En cette période volatile sur les marchés, nos experts délaissent les titres « de croissance » — comme Amazon et Facebook, des titres sur lesquels on mise pour leur potentiel, en espérant des gains en capital. Ils privilégient plutôt les titres « de valeur » — des entreprises qui possèdent un solide bilan financier. Autrement dit, on évacue les secteurs plus spéculatifs.

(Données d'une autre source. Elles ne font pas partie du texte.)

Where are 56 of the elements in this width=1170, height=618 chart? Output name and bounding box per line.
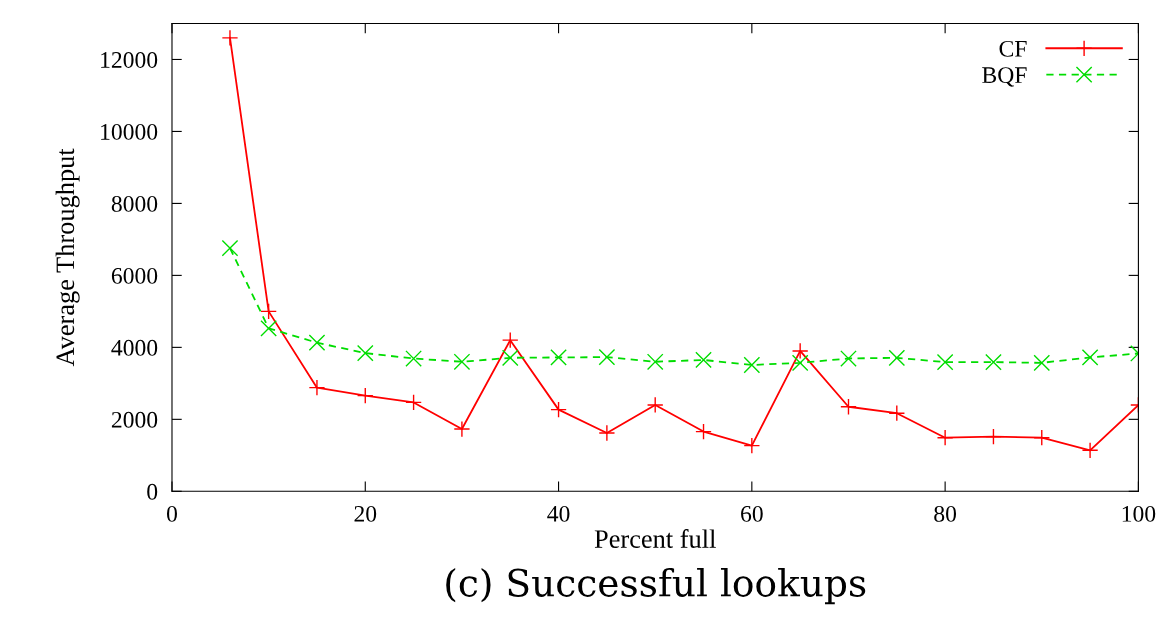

Dans cette catégorie, François Têtu apprécie les sociétés financières américaines (secteur où les entreprises font plus d’argent quand les taux d’intérêt grimpent). Le secteur de la santé, en bonne position en raison du vieillissement de la population, séduit également nos experts. Les entreprises où il y a d’importantes barrières à la concurrence, comme les ferroviaires CN et CP, sont aussi dans la ligne de mire de Stéphane Rochon en fin de cycle économique. « Personne ne peut les concurrencer du jour au lendemain. Il s’agit d’excellentes entreprises pour des investissements à long terme », affirme-t-il. Également dans sa mire, les entreprises ayant une faible dette, puisqu’elles souffrent moins de la hausse des taux d’intérêt.
Les GAFA sont-ils cuits ?
La coqueluche des dernières années, le secteur des technos (qu’on désigne aussi comme les GAFA, pour Google, Amazon, Facebook et Apple), n’a plus la cote chez nos experts. « Je pense m’en départir au cours de l’année pour me tourner vers des secteurs plus défensifs, comme les télécommunications, qui offrent plus de sécurité en période de ralentissement », dit Philippe Pratte. Même son de cloche de la part de Christine Décarie : « Des doutes sur leur modèle d’affaires, axé sur la croissance, ont émergé à la suite de la publication des derniers résultats de Facebook. L’ère des technos tire peut-être à sa fin. »
Ralentissement de la croissance oblige, on entre dans une période de réajustement. « Les industriels, comme Caterpillar, et les matières premières se font déjà malmener. La crainte : que le ralentissement de la Chine soit plus prononcé que prévu », note Stéphane Rochon. Par contre, il ne faut pas redouter un marché baissier prolongé, comme en 2008. « Car l’économie mondiale demeure solide », précise Philippe Pratte. Dans ce contexte, il faut être plus sélectif. « Puisque les comportements varieront fortement d’un secteur à l’autre, je déconseille l’achat de fonds indiciels, qui copient l’évolution d’un indice boursier », dit Stéphane Rochon. Il est plus payant de cibler des secteurs où l’on est plus sûr de gagner.
Ailleurs sur la planète
La guerre commerciale entre les États-Unis et la Chine pourrait entraîner d’importantes conséquences économiques. L’OCDE évoque une baisse de 0,5 % du PIB mondial si les États-Unis portent leurs droits de douane à 25 % sur tous les biens chinois et que la Chine réplique avec des mesures de rétorsion. L’incertitude créée par cet affrontement entraînerait aussi une baisse des investissements dans le monde. Toutefois, Philippe Pratte demeure positif : « À long terme, la conclusion d’un accord est plus que probable, les deux puissances ayant trop à perdre d’une guerre commerciale. »
En Europe, l’économie tourne toujours au ralenti, plombée par l’incertitude entourant la sortie du Royaume-Uni de l’Union européenne. « Il y a de bonnes aubaines sur les marchés européens, mais il ne faut pas craindre la volatilité », conclut Stéphane Rochon.

Cet article a été publié dans le numéro de février 2019 de L’actualité.